At Forbes, M. Peter McPherson, president of the Association of Public and Land-grant Universities, echoes these calls for federal liability protections.  He argues that, “[t]o enable the prudent reopening of campuses, Congress should pass legislation providing safe harbor to institutions that work diligently in good faith to protect the health of students, faculty, and staff.” 

McPherson warns that, “[a]s institutions consider steps they’ll take to reopen, the specter of enormously expensive litigation costs looms large,” and, as a result, “[m]any institutions may choose to limit operations because the legal risk is simply too great.”  He clarifies, however, that “universities don’t require and are not requesting an all-encompassing shield from liability,” but are only seeking “temporary and limited liability protections…for institutions that comply with applicable public health agency requirements.”

The ABA Journal discussed state liability protections.  According to research by the American Tort Reform Association, thirteen states and the District of Columbia have passed COVID-19 laws limiting the liability of health care providers and businesses.  But the precise coverage of these laws varies by state.  The governors of 23 states have also issued executive orders limiting the liability of health care providers and some businesses.

More on Liability Waivers

Finally, the same ABA Journal article joined a growing list of others examining the effectiveness of coronavirus lability waivers.  “As businesses reopen,” the article reports, “the practice of asking customers to sign COVID-19 liability waivers is increasing throughout the United States, but it is uncertain how much weight those waivers will carry in court.”  According to one attorney interviewed for the article, “No one really knows how this is going to shake out.

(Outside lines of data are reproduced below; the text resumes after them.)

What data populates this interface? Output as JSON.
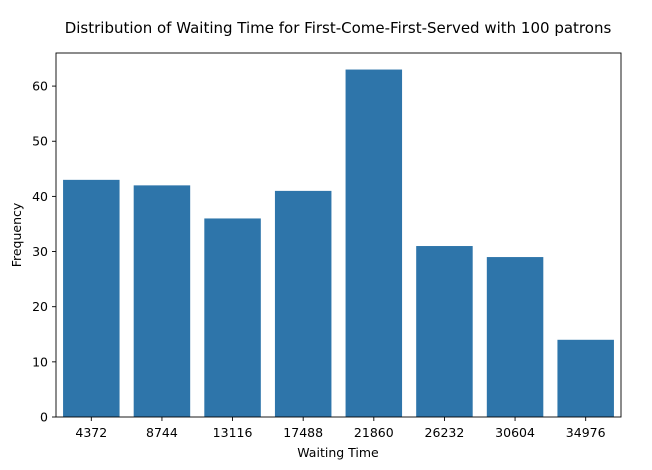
{
  "chart_data": {
    "type": "bar",
    "title": "Distribution of Waiting Time for First-Come-First-Served with 100 patrons",
    "xlabel": "Waiting Time",
    "ylabel": "Frequency",
    "categories": [
      "4372",
      "8744",
      "13116",
      "17488",
      "21860",
      "26232",
      "30604",
      "34976"
    ],
    "values": [
      43,
      42,
      36,
      41,
      63,
      31,
      29,
      14
    ],
    "ylim": [
      0,
      66
    ],
    "yticks": [
      0,
      10,
      20,
      30,
      40,
      50,
      60
    ],
    "bar_color": "#2e75aa",
    "grid": false,
    "legend": "none"
  }
}
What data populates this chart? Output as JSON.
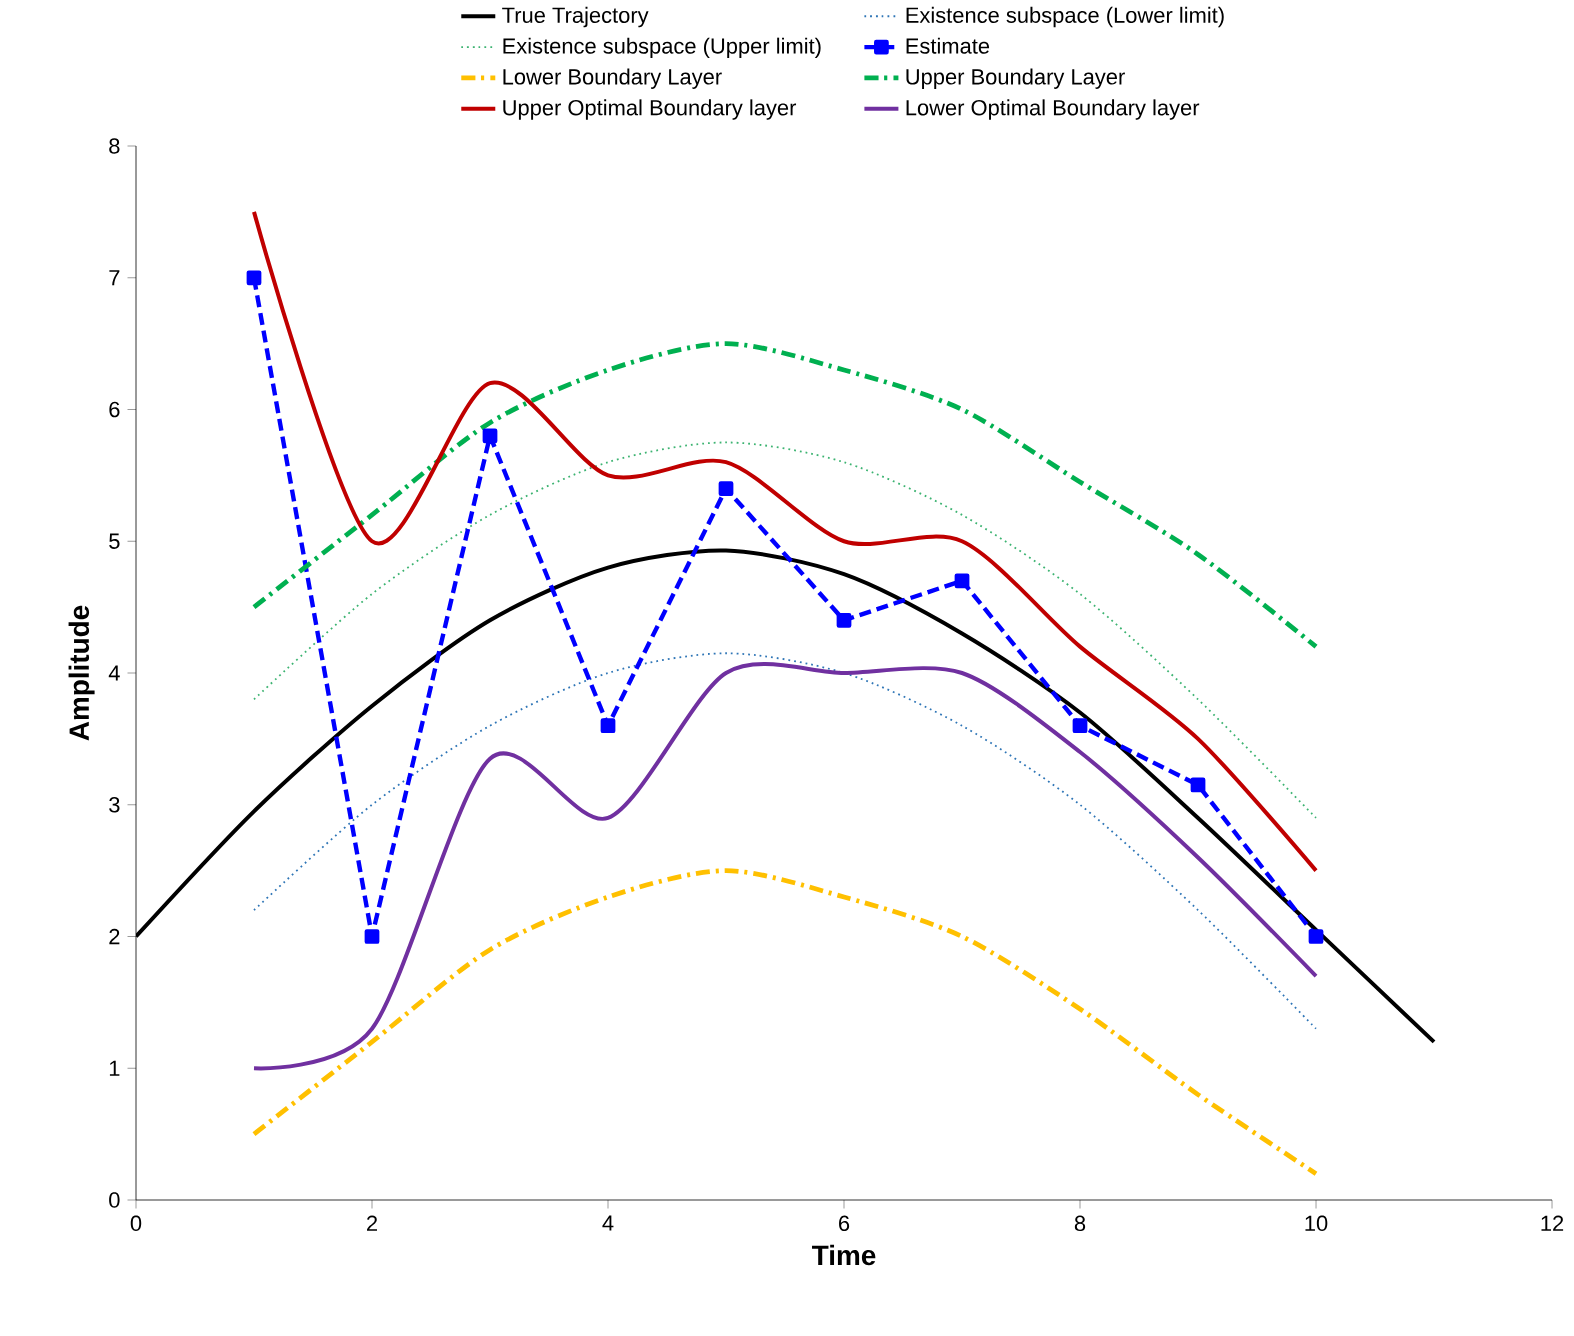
{
  "chart_data": {
    "type": "line",
    "xlabel": "Time",
    "ylabel": "Amplitude",
    "xlim": [
      0,
      12
    ],
    "ylim": [
      0,
      8
    ],
    "xticks": [
      0,
      2,
      4,
      6,
      8,
      10,
      12
    ],
    "yticks": [
      0,
      1,
      2,
      3,
      4,
      5,
      6,
      7,
      8
    ],
    "grid": false,
    "legend": "top",
    "series": [
      {
        "name": "True Trajectory",
        "color": "#000000",
        "line_style": "solid",
        "marker": "none",
        "x": [
          0,
          1,
          2,
          3,
          4,
          5,
          6,
          7,
          8,
          9,
          10,
          11
        ],
        "values": [
          2.0,
          2.95,
          3.75,
          4.4,
          4.8,
          4.93,
          4.75,
          4.3,
          3.7,
          2.9,
          2.05,
          1.2
        ]
      },
      {
        "name": "Existence subspace (Lower limit)",
        "color": "#2e75b6",
        "line_style": "dotted",
        "marker": "none",
        "x": [
          1,
          2,
          3,
          4,
          5,
          6,
          7,
          8,
          9,
          10
        ],
        "values": [
          2.2,
          3.0,
          3.6,
          4.0,
          4.15,
          4.0,
          3.6,
          3.0,
          2.2,
          1.3
        ]
      },
      {
        "name": "Existence subspace (Upper limit)",
        "color": "#3cb371",
        "line_style": "dotted",
        "marker": "none",
        "x": [
          1,
          2,
          3,
          4,
          5,
          6,
          7,
          8,
          9,
          10
        ],
        "values": [
          3.8,
          4.6,
          5.2,
          5.6,
          5.75,
          5.6,
          5.2,
          4.6,
          3.8,
          2.9
        ]
      },
      {
        "name": "Estimate",
        "color": "#0000ff",
        "line_style": "dashed",
        "marker": "square",
        "x": [
          1,
          2,
          3,
          4,
          5,
          6,
          7,
          8,
          9,
          10
        ],
        "values": [
          7.0,
          2.0,
          5.8,
          3.6,
          5.4,
          4.4,
          4.7,
          3.6,
          3.15,
          2.0
        ]
      },
      {
        "name": "Lower Boundary Layer",
        "color": "#ffc000",
        "line_style": "dashdot",
        "marker": "none",
        "x": [
          1,
          2,
          3,
          4,
          5,
          6,
          7,
          8,
          9,
          10
        ],
        "values": [
          0.5,
          1.2,
          1.9,
          2.3,
          2.5,
          2.3,
          2.0,
          1.45,
          0.8,
          0.2
        ]
      },
      {
        "name": "Upper Boundary Layer",
        "color": "#00b050",
        "line_style": "dashdot",
        "marker": "none",
        "x": [
          1,
          2,
          3,
          4,
          5,
          6,
          7,
          8,
          9,
          10
        ],
        "values": [
          4.5,
          5.2,
          5.9,
          6.3,
          6.5,
          6.3,
          6.0,
          5.45,
          4.9,
          4.2
        ]
      },
      {
        "name": "Upper Optimal Boundary layer",
        "color": "#c00000",
        "line_style": "solid",
        "marker": "none",
        "x": [
          1,
          2,
          3,
          4,
          5,
          6,
          7,
          8,
          9,
          10
        ],
        "values": [
          7.5,
          5.0,
          6.2,
          5.5,
          5.6,
          5.0,
          5.0,
          4.2,
          3.5,
          2.5
        ]
      },
      {
        "name": "Lower Optimal Boundary layer",
        "color": "#7030a0",
        "line_style": "solid",
        "marker": "none",
        "x": [
          1,
          2,
          3,
          4,
          5,
          6,
          7,
          8,
          9,
          10
        ],
        "values": [
          1.0,
          1.3,
          3.35,
          2.9,
          4.0,
          4.0,
          4.0,
          3.4,
          2.6,
          1.7
        ]
      }
    ]
  }
}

This is unchartered territory.” 

This attorney further warned that “COVID-19 waivers do not provide complete blanket immunity to businesses from lawsuits” because “they don’t apply to intentional or wanton conduct or gross negligence claims.”  He advised that any business considering requiring customers to sign a waiver should write one “that is narrowly tailored” to the specific business, using “clear and unambiguous and easily understandable” language. 

Other interviewed attorneys warned that liability waivers may not be enforceable in certain states, and might not be enforceable anywhere for certain employment-related claims covered by state workers-compensation laws.  Discussing similar issues, Newsday this week also published a close look at liability waivers.

The ABA Journal article also discussed the ongoing debate over federal and state coronavirus liability protections.  According to research by the American Tort Reform Association, thirteen states and the District of Columbia have passed COVID-19 laws limiting the liability of health care providers and businesses.  But the precise coverage of these laws varies by state.  The governors of 23 states have also issued executive orders limiting the liability of health care providers and some businesses.